In Harvard Abstract Algebra lectures (video here, minute 50:06), professor Gross shows the groups $G=\mathbb{Z}\big /4\mathbb{Z}$ and $H=2\mathbb{Z}\big /4\mathbb{Z}$ as an example in which a subgroup $H$ of a group $G$ does not map isomorphically to the quotient group $G\big/H$.

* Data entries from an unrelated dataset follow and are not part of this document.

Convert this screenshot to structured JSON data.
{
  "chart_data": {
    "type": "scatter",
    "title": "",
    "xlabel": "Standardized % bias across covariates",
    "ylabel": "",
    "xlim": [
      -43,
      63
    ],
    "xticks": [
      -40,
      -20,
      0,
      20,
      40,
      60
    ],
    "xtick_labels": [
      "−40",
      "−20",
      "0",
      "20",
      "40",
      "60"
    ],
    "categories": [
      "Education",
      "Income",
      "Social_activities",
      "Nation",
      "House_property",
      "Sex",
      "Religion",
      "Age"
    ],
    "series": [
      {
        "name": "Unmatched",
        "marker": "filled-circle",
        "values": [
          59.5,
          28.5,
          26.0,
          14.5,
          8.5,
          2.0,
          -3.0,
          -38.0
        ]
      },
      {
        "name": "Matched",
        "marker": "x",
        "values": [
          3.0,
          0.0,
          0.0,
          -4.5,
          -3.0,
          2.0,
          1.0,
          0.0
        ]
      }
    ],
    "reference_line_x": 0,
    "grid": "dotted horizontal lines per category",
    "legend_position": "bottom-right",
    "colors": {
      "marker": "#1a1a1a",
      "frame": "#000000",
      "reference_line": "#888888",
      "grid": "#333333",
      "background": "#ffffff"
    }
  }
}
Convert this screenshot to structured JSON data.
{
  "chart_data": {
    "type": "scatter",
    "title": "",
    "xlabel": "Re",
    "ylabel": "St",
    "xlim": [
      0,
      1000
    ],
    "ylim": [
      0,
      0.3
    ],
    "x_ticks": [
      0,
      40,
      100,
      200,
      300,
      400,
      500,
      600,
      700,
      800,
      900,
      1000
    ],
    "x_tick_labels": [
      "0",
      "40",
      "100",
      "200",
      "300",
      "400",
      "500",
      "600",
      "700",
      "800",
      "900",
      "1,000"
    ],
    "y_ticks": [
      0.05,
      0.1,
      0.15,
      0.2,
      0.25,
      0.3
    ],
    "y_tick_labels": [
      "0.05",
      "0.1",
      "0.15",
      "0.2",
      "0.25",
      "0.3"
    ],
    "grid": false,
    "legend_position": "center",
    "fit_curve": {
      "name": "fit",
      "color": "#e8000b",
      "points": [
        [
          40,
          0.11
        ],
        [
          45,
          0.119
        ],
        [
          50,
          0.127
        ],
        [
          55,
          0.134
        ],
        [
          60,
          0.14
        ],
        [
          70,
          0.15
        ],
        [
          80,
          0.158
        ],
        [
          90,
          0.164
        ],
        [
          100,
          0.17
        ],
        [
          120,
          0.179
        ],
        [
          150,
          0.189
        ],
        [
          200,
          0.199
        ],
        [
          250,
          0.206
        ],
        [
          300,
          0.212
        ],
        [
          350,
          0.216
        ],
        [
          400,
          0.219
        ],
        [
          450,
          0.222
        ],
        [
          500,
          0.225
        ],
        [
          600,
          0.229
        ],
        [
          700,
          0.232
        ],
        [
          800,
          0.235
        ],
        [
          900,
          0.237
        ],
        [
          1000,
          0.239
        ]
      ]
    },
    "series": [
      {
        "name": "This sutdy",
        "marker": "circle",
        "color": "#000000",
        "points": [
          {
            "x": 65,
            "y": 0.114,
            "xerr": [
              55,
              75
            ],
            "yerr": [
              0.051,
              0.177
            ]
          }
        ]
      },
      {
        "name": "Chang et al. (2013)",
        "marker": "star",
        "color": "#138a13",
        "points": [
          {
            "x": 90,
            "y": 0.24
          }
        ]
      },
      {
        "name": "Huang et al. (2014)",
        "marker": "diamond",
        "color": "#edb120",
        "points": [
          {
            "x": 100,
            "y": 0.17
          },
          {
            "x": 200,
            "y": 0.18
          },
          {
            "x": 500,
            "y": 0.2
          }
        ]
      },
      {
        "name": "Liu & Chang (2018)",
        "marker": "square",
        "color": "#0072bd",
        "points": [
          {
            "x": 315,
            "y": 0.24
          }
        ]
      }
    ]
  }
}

However, in order to convince myself I've tried to find an isomorphism between the two hoping to fail, but I am seeing there is a map that to me satisfies the conditions for an isomorphism:
$$\varphi: H\longrightarrow G\big/H$$
where these groups can be more explicitly written $H=\{0+4\mathbb{Z},\enspace2+4\mathbb{Z}\}$ and $G\big/H=\{ \underbrace{(0+4\mathbb{Z}) + H}_{=\{ 0+4\mathbb{Z}, \enspace 2+4\mathbb{Z}\}},\enspace \underbrace{(1+4\mathbb{Z})+H}_{=\{ 1+4\mathbb{Z}, \enspace 3+4\mathbb{Z}\}}\}$. Which I define as the map that sends the elements: $$0+4\mathbb{Z}\longmapsto (0+4\mathbb{Z}) + H \\ 2+4\mathbb{Z}\longmapsto (1+4\mathbb{Z}) + H$$
and, which the explicit definition I give is bijective, and which I verify is homomorphic. For example:
$\varphi( \underbrace{\left(0+4\mathbb{Z}\right) + \left(2+4\mathbb{Z}\right)}_{=(0+2)+4\mathbb{Z}=2+4\mathbb{Z}}) = \varphi(2+4\mathbb{Z})=(1+4\mathbb{Z}) + H = \left( \left(0+4\mathbb{Z}\right) + \left(1+4\mathbb{Z}\right)\right)+H= \underbrace{\left(0+4\mathbb{Z}\right) + H}_{\varphi(0+4\mathbb{Z})} + \underbrace{\left(1+4\mathbb{Z}\right) + H}_{\varphi(2+4\mathbb{Z})}$
The professor claims that every of the two elements of $H$ map to $H$, that none go to the other coset.
Could someone please help me to clarify this?